La cifra de detenidos fue confirmada por la Gobernación de la ciudad en un comunicado, en el que se indicó que «algunos grupos marginales ignoraron las decisiones preventivas» y motivaron la intervención de la Policía.
El mayor número de detenciones se produjo en la zona de Mecidiyeköy, desde donde grupos de manifestantes intentaban dirigirse hacia Taksim, situada a unos cuatro kilómetros de distancia, según informaron varios medios locales.
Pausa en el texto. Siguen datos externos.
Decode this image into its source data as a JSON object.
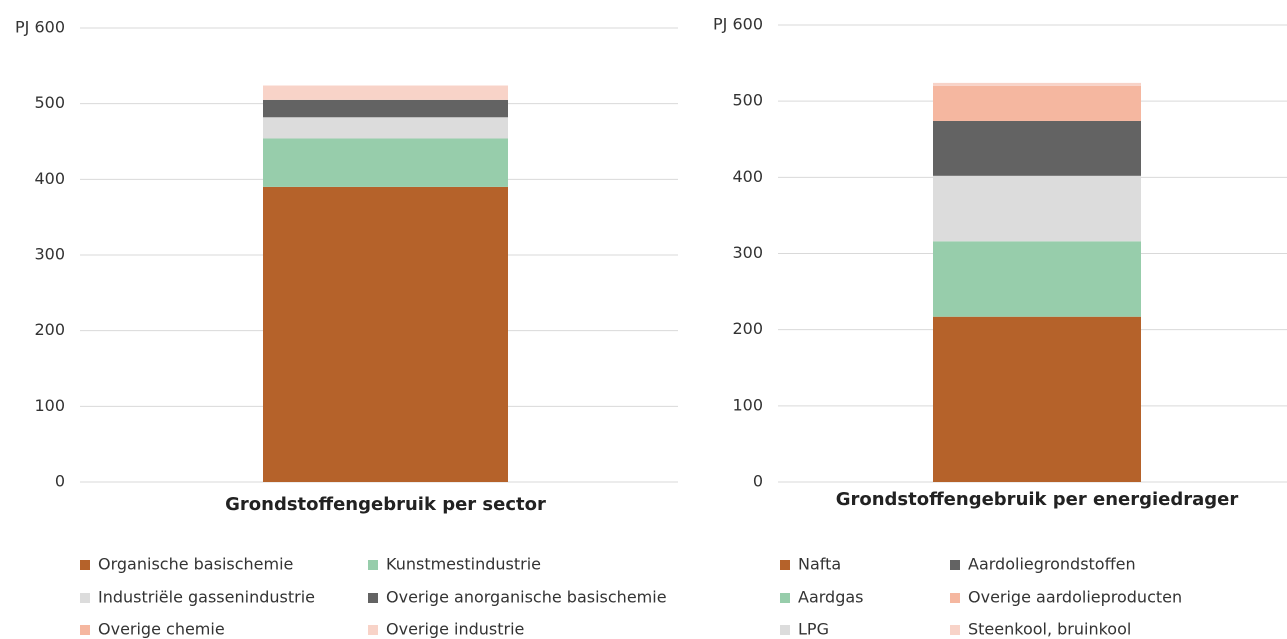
{
  "chart_data": [
    {
      "type": "stacked_bar",
      "categories": [
        "Grondstoffengebruik per sector"
      ],
      "series": [
        {
          "name": "Organische basischemie",
          "color": "#b5622a",
          "values": [
            390
          ]
        },
        {
          "name": "Kunstmestindustrie",
          "color": "#97cdab",
          "values": [
            64
          ]
        },
        {
          "name": "Industriële gassenindustrie",
          "color": "#dcdcdc",
          "values": [
            28
          ]
        },
        {
          "name": "Overige anorganische basischemie",
          "color": "#636363",
          "values": [
            23
          ]
        },
        {
          "name": "Overige chemie",
          "color": "#f5b7a0",
          "values": [
            0
          ]
        },
        {
          "name": "Overige industrie",
          "color": "#f8d3c8",
          "values": [
            19
          ]
        }
      ],
      "ylim": [
        0,
        600
      ],
      "yticks": [
        0,
        100,
        200,
        300,
        400,
        500,
        {
          "value": 600,
          "label": "PJ 600"
        }
      ],
      "grid": true,
      "legend": "bottom",
      "legend_flow": "row"
    },
    {
      "type": "stacked_bar",
      "categories": [
        "Grondstoffengebruik per energiedrager"
      ],
      "series": [
        {
          "name": "Nafta",
          "color": "#b5622a",
          "values": [
            217
          ]
        },
        {
          "name": "Aardgas",
          "color": "#97cdab",
          "values": [
            99
          ]
        },
        {
          "name": "LPG",
          "color": "#dcdcdc",
          "values": [
            86
          ]
        },
        {
          "name": "Aardoliegrondstoffen",
          "color": "#636363",
          "values": [
            72
          ]
        },
        {
          "name": "Overige aardolieproducten",
          "color": "#f5b7a0",
          "values": [
            46
          ]
        },
        {
          "name": "Steenkool, bruinkool",
          "color": "#f8d3c8",
          "values": [
            4
          ]
        }
      ],
      "ylim": [
        0,
        600
      ],
      "yticks": [
        0,
        100,
        200,
        300,
        400,
        500,
        {
          "value": 600,
          "label": "PJ 600"
        }
      ],
      "grid": true,
      "legend": "bottom",
      "legend_flow": "column"
    }
  ]
}
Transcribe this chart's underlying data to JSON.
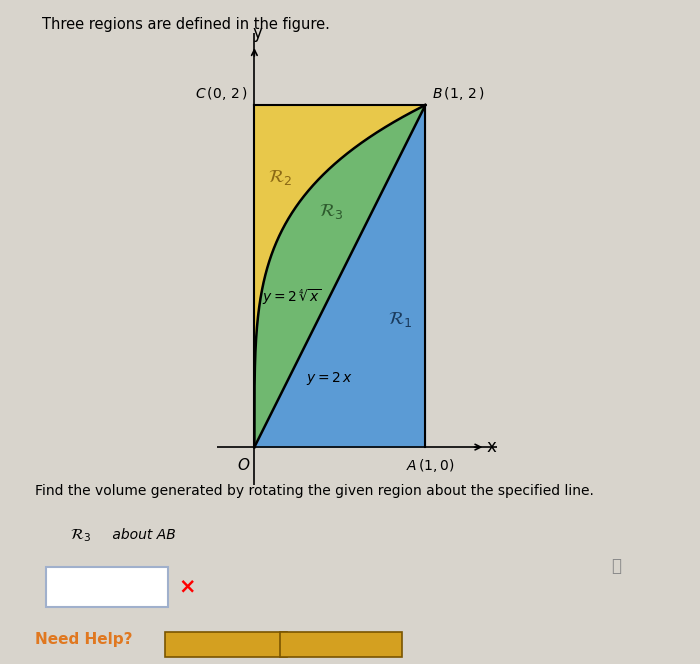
{
  "title": "Three regions are defined in the figure.",
  "background_color": "#d8d4cc",
  "plot_bg": "#d8d4cc",
  "region1_color": "#5b9bd5",
  "region2_color": "#e8c84a",
  "region3_color": "#70b870",
  "curve_color": "black",
  "line_color": "black",
  "need_help_color": "#e07820",
  "button_color": "#d4a020",
  "button_text_color": "black",
  "answer_box_border": "#a0b0cc",
  "bottom_text": "Find the volume generated by rotating the given region about the specified line.",
  "bottom_text2": "about AB",
  "info_color": "#888888"
}
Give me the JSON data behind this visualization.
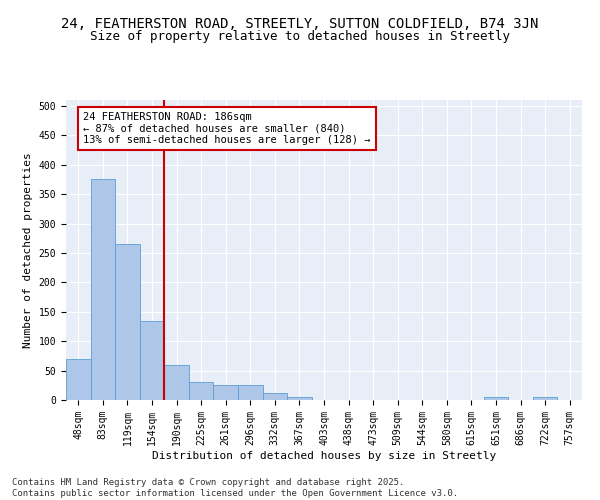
{
  "title_line1": "24, FEATHERSTON ROAD, STREETLY, SUTTON COLDFIELD, B74 3JN",
  "title_line2": "Size of property relative to detached houses in Streetly",
  "xlabel": "Distribution of detached houses by size in Streetly",
  "ylabel": "Number of detached properties",
  "bin_labels": [
    "48sqm",
    "83sqm",
    "119sqm",
    "154sqm",
    "190sqm",
    "225sqm",
    "261sqm",
    "296sqm",
    "332sqm",
    "367sqm",
    "403sqm",
    "438sqm",
    "473sqm",
    "509sqm",
    "544sqm",
    "580sqm",
    "615sqm",
    "651sqm",
    "686sqm",
    "722sqm",
    "757sqm"
  ],
  "bar_values": [
    70,
    375,
    265,
    135,
    60,
    30,
    25,
    25,
    12,
    5,
    0,
    0,
    0,
    0,
    0,
    0,
    0,
    5,
    0,
    5,
    0
  ],
  "bar_color": "#aec6e8",
  "bar_edgecolor": "#5a9fd4",
  "vline_x": 3.5,
  "vline_color": "#cc0000",
  "annotation_text": "24 FEATHERSTON ROAD: 186sqm\n← 87% of detached houses are smaller (840)\n13% of semi-detached houses are larger (128) →",
  "annotation_box_color": "#cc0000",
  "annotation_text_color": "#000000",
  "annotation_fontsize": 7.5,
  "background_color": "#e8eef7",
  "ylim": [
    0,
    510
  ],
  "yticks": [
    0,
    50,
    100,
    150,
    200,
    250,
    300,
    350,
    400,
    450,
    500
  ],
  "footer_text": "Contains HM Land Registry data © Crown copyright and database right 2025.\nContains public sector information licensed under the Open Government Licence v3.0.",
  "title_fontsize": 10,
  "subtitle_fontsize": 9,
  "axis_label_fontsize": 8,
  "tick_fontsize": 7,
  "footer_fontsize": 6.5
}
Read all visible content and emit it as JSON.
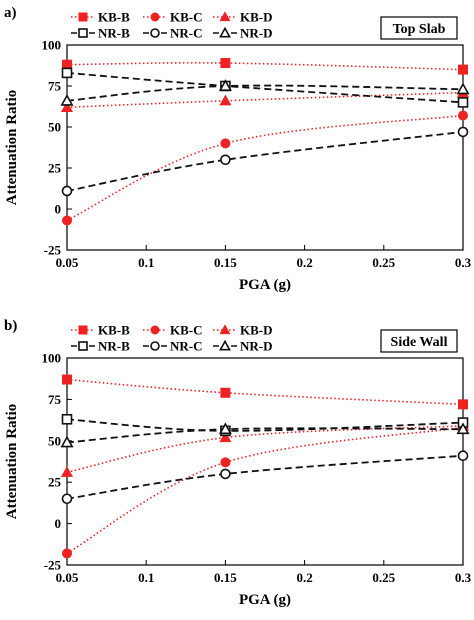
{
  "chart_data": [
    {
      "type": "line",
      "panel_label": "a)",
      "box_label": "Top Slab",
      "xlabel": "PGA (g)",
      "ylabel": "Attenuation Ratio",
      "xlim": [
        0.05,
        0.3
      ],
      "ylim": [
        -25,
        100
      ],
      "x_ticks": [
        "0.05",
        "0.1",
        "0.15",
        "0.2",
        "0.25",
        "0.3"
      ],
      "y_ticks": [
        "-25",
        "0",
        "25",
        "50",
        "75",
        "100"
      ],
      "x": [
        0.05,
        0.15,
        0.3
      ],
      "series": [
        {
          "name": "KB-B",
          "values": [
            88,
            89,
            85
          ],
          "color": "#ee2222",
          "marker": "square",
          "filled": true,
          "dash": "dotted"
        },
        {
          "name": "KB-C",
          "values": [
            -7,
            40,
            57
          ],
          "color": "#ee2222",
          "marker": "circle",
          "filled": true,
          "dash": "dotted"
        },
        {
          "name": "KB-D",
          "values": [
            62,
            66,
            71
          ],
          "color": "#ee2222",
          "marker": "triangle",
          "filled": true,
          "dash": "dotted"
        },
        {
          "name": "NR-B",
          "values": [
            83,
            75,
            65
          ],
          "color": "#111111",
          "marker": "square",
          "filled": false,
          "dash": "dashed"
        },
        {
          "name": "NR-C",
          "values": [
            11,
            30,
            47
          ],
          "color": "#111111",
          "marker": "circle",
          "filled": false,
          "dash": "dashed"
        },
        {
          "name": "NR-D",
          "values": [
            66,
            75,
            73
          ],
          "color": "#111111",
          "marker": "triangle",
          "filled": false,
          "dash": "dashed"
        }
      ]
    },
    {
      "type": "line",
      "panel_label": "b)",
      "box_label": "Side Wall",
      "xlabel": "PGA (g)",
      "ylabel": "Attenuation Ratio",
      "xlim": [
        0.05,
        0.3
      ],
      "ylim": [
        -25,
        100
      ],
      "x_ticks": [
        "0.05",
        "0.1",
        "0.15",
        "0.2",
        "0.25",
        "0.3"
      ],
      "y_ticks": [
        "-25",
        "0",
        "25",
        "50",
        "75",
        "100"
      ],
      "x": [
        0.05,
        0.15,
        0.3
      ],
      "series": [
        {
          "name": "KB-B",
          "values": [
            87,
            79,
            72
          ],
          "color": "#ee2222",
          "marker": "square",
          "filled": true,
          "dash": "dotted"
        },
        {
          "name": "KB-C",
          "values": [
            -18,
            37,
            58
          ],
          "color": "#ee2222",
          "marker": "circle",
          "filled": true,
          "dash": "dotted"
        },
        {
          "name": "KB-D",
          "values": [
            31,
            52,
            59
          ],
          "color": "#ee2222",
          "marker": "triangle",
          "filled": true,
          "dash": "dotted"
        },
        {
          "name": "NR-B",
          "values": [
            63,
            56,
            61
          ],
          "color": "#111111",
          "marker": "square",
          "filled": false,
          "dash": "dashed"
        },
        {
          "name": "NR-C",
          "values": [
            15,
            30,
            41
          ],
          "color": "#111111",
          "marker": "circle",
          "filled": false,
          "dash": "dashed"
        },
        {
          "name": "NR-D",
          "values": [
            49,
            57,
            57
          ],
          "color": "#111111",
          "marker": "triangle",
          "filled": false,
          "dash": "dashed"
        }
      ]
    }
  ]
}
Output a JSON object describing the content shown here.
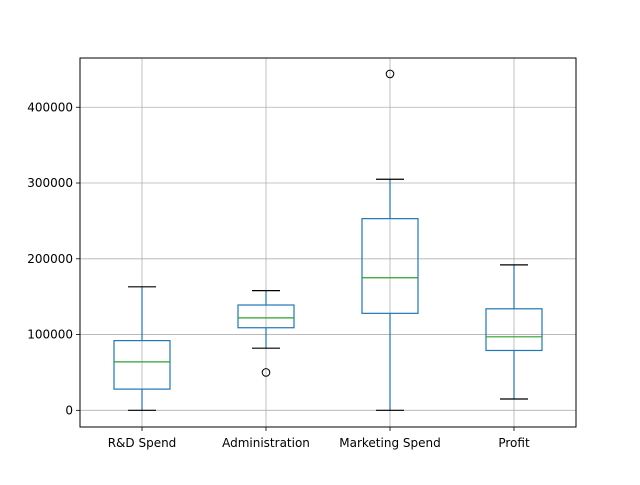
{
  "chart_data": {
    "type": "box",
    "title": "",
    "xlabel": "",
    "ylabel": "",
    "ylim": [
      -22000,
      465000
    ],
    "yticks": [
      0,
      100000,
      200000,
      300000,
      400000
    ],
    "ytick_labels": [
      "0",
      "100000",
      "200000",
      "300000",
      "400000"
    ],
    "grid": true,
    "categories": [
      "R&D Spend",
      "Administration",
      "Marketing Spend",
      "Profit"
    ],
    "boxes": [
      {
        "label": "R&D Spend",
        "whisker_low": 0,
        "q1": 28000,
        "median": 64000,
        "q3": 92000,
        "whisker_high": 163000,
        "outliers": []
      },
      {
        "label": "Administration",
        "whisker_low": 82000,
        "q1": 109000,
        "median": 122000,
        "q3": 139000,
        "whisker_high": 158000,
        "outliers": [
          50000
        ]
      },
      {
        "label": "Marketing Spend",
        "whisker_low": 0,
        "q1": 128000,
        "median": 175000,
        "q3": 253000,
        "whisker_high": 305000,
        "outliers": [
          444000
        ]
      },
      {
        "label": "Profit",
        "whisker_low": 15000,
        "q1": 79000,
        "median": 97000,
        "q3": 134000,
        "whisker_high": 192000,
        "outliers": []
      }
    ],
    "colors": {
      "box": "#1f77b4",
      "median": "#2ca02c",
      "whisker": "#1f77b4",
      "cap": "#000000",
      "grid": "#b0b0b0",
      "axes": "#000000"
    }
  }
}
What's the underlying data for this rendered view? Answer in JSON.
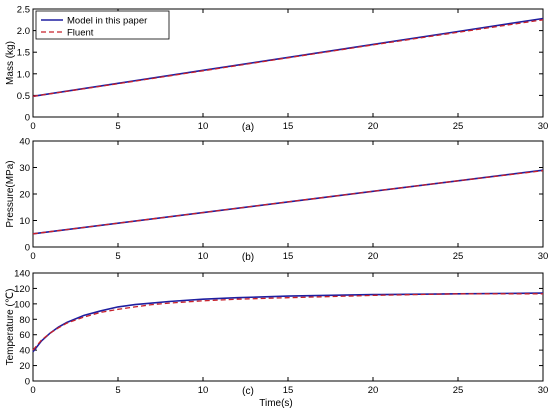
{
  "colors": {
    "model": "#1f1fa0",
    "fluent": "#c8202a",
    "axis": "#000000",
    "background": "#ffffff"
  },
  "chart_data": [
    {
      "type": "line",
      "panel_label": "(a)",
      "xlabel": "",
      "ylabel": "Mass (kg)",
      "xlim": [
        0,
        30
      ],
      "ylim": [
        0,
        2.5
      ],
      "xticks": [
        0,
        5,
        10,
        15,
        20,
        25,
        30
      ],
      "yticks": [
        0,
        0.5,
        1.0,
        1.5,
        2.0,
        2.5
      ],
      "ytick_labels": [
        "0",
        "0.5",
        "1.0",
        "1.5",
        "2.0",
        "2.5"
      ],
      "grid": false,
      "legend": {
        "placement": "top-left",
        "entries": [
          "Model in this paper",
          "Fluent"
        ]
      },
      "series": [
        {
          "name": "Model in this paper",
          "style": "solid",
          "x": [
            0,
            5,
            10,
            15,
            20,
            25,
            30
          ],
          "y": [
            0.48,
            0.78,
            1.08,
            1.38,
            1.68,
            1.98,
            2.28
          ]
        },
        {
          "name": "Fluent",
          "style": "dashed",
          "x": [
            0,
            5,
            10,
            15,
            20,
            25,
            30
          ],
          "y": [
            0.48,
            0.77,
            1.07,
            1.37,
            1.67,
            1.96,
            2.25
          ]
        }
      ]
    },
    {
      "type": "line",
      "panel_label": "(b)",
      "xlabel": "",
      "ylabel": "Pressure(MPa)",
      "xlim": [
        0,
        30
      ],
      "ylim": [
        0,
        40
      ],
      "xticks": [
        0,
        5,
        10,
        15,
        20,
        25,
        30
      ],
      "yticks": [
        0,
        10,
        20,
        30,
        40
      ],
      "ytick_labels": [
        "0",
        "10",
        "20",
        "30",
        "40"
      ],
      "grid": false,
      "series": [
        {
          "name": "Model in this paper",
          "style": "solid",
          "x": [
            0,
            5,
            10,
            15,
            20,
            25,
            30
          ],
          "y": [
            5.0,
            9.0,
            13.0,
            17.0,
            21.0,
            25.0,
            29.0
          ]
        },
        {
          "name": "Fluent",
          "style": "dashed",
          "x": [
            0,
            5,
            10,
            15,
            20,
            25,
            30
          ],
          "y": [
            5.0,
            9.0,
            13.0,
            17.0,
            21.0,
            25.0,
            28.8
          ]
        }
      ]
    },
    {
      "type": "line",
      "panel_label": "(c)",
      "xlabel": "Time(s)",
      "ylabel": "Temperature (℃)",
      "xlim": [
        0,
        30
      ],
      "ylim": [
        0,
        140
      ],
      "xticks": [
        0,
        5,
        10,
        15,
        20,
        25,
        30
      ],
      "yticks": [
        0,
        20,
        40,
        60,
        80,
        100,
        120,
        140
      ],
      "ytick_labels": [
        "0",
        "20",
        "40",
        "60",
        "80",
        "100",
        "120",
        "140"
      ],
      "grid": false,
      "series": [
        {
          "name": "Model in this paper",
          "style": "solid",
          "x": [
            0,
            0.5,
            1,
            1.5,
            2,
            3,
            4,
            5,
            6,
            7,
            8,
            10,
            12,
            15,
            20,
            25,
            30
          ],
          "y": [
            38,
            52,
            62,
            70,
            76,
            85,
            91,
            96,
            99,
            101,
            103,
            106,
            108,
            110,
            112,
            113,
            114
          ]
        },
        {
          "name": "Fluent",
          "style": "dashed",
          "x": [
            0,
            0.5,
            1,
            1.5,
            2,
            3,
            4,
            5,
            6,
            7,
            8,
            10,
            12,
            15,
            20,
            25,
            30
          ],
          "y": [
            40,
            53,
            62,
            69,
            75,
            83,
            89,
            93,
            96,
            99,
            101,
            104,
            106,
            108,
            111,
            113,
            113
          ]
        }
      ]
    }
  ]
}
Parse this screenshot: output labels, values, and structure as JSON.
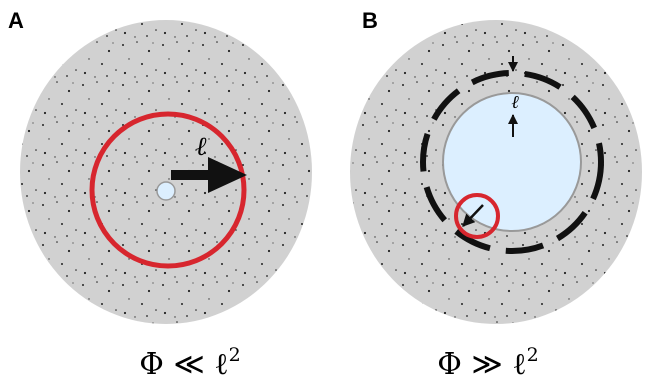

Varios parlamentarios de partidos de izquierdas resultaron afectados por la inhalación de gases lacrimógenos y un conocido líder sindical fue arrestado, según reportó el diario BirGün.
La Gobernación de Estambul, responsable de las fuerzas de seguridad, había anunciado previamente que durante todo el 1 de mayo de 2026 quedarían prohibidas las protestas, marchas y actos públicos en cuatro distritos, incluido Beyoglu, donde se encuentra la Plaza Taksim.
Las autoridades también restringieron el transporte marítimo entre las zonas europea y asiática de Estambul, permitiendo manifestaciones únicamente en dos áreas específicas de la parte asiática de la ciudad.
La Plaza Taksim es un sitio de gran simbolismo para las celebraciones del Día del Trabajo desde 1977, año conocido como el ‘Primero de Mayo Sangriento’. En aquella ocasión, 34 personas perdieron la vida después de que pistoleros no identificados abrieran fuego contra la multitud, y al menos otras 130 personas resultaron heridas, la mayoría por aplastamiento o asfixia en la avalancha generada por el pánico.
Tras el golpe militar de 1980, las marchas en este lugar fueron prohibidas, un veto que durante décadas alimentó la reivindicación de la izquierda turca por recuperar este espacio simbólico.
Entre 2010 y 2012, Taksim volvió a acoger multitudinarias celebraciones del Primero de Mayo con la participación de cientos de miles de personas. Sin embargo, desde 2013, el Gobierno turco ha vuelto a vetar las concentraciones en la plaza, lo que ha provocado anualmente intentos de marchar hacia el lugar, resultando en detenciones y grandes despliegues policiales.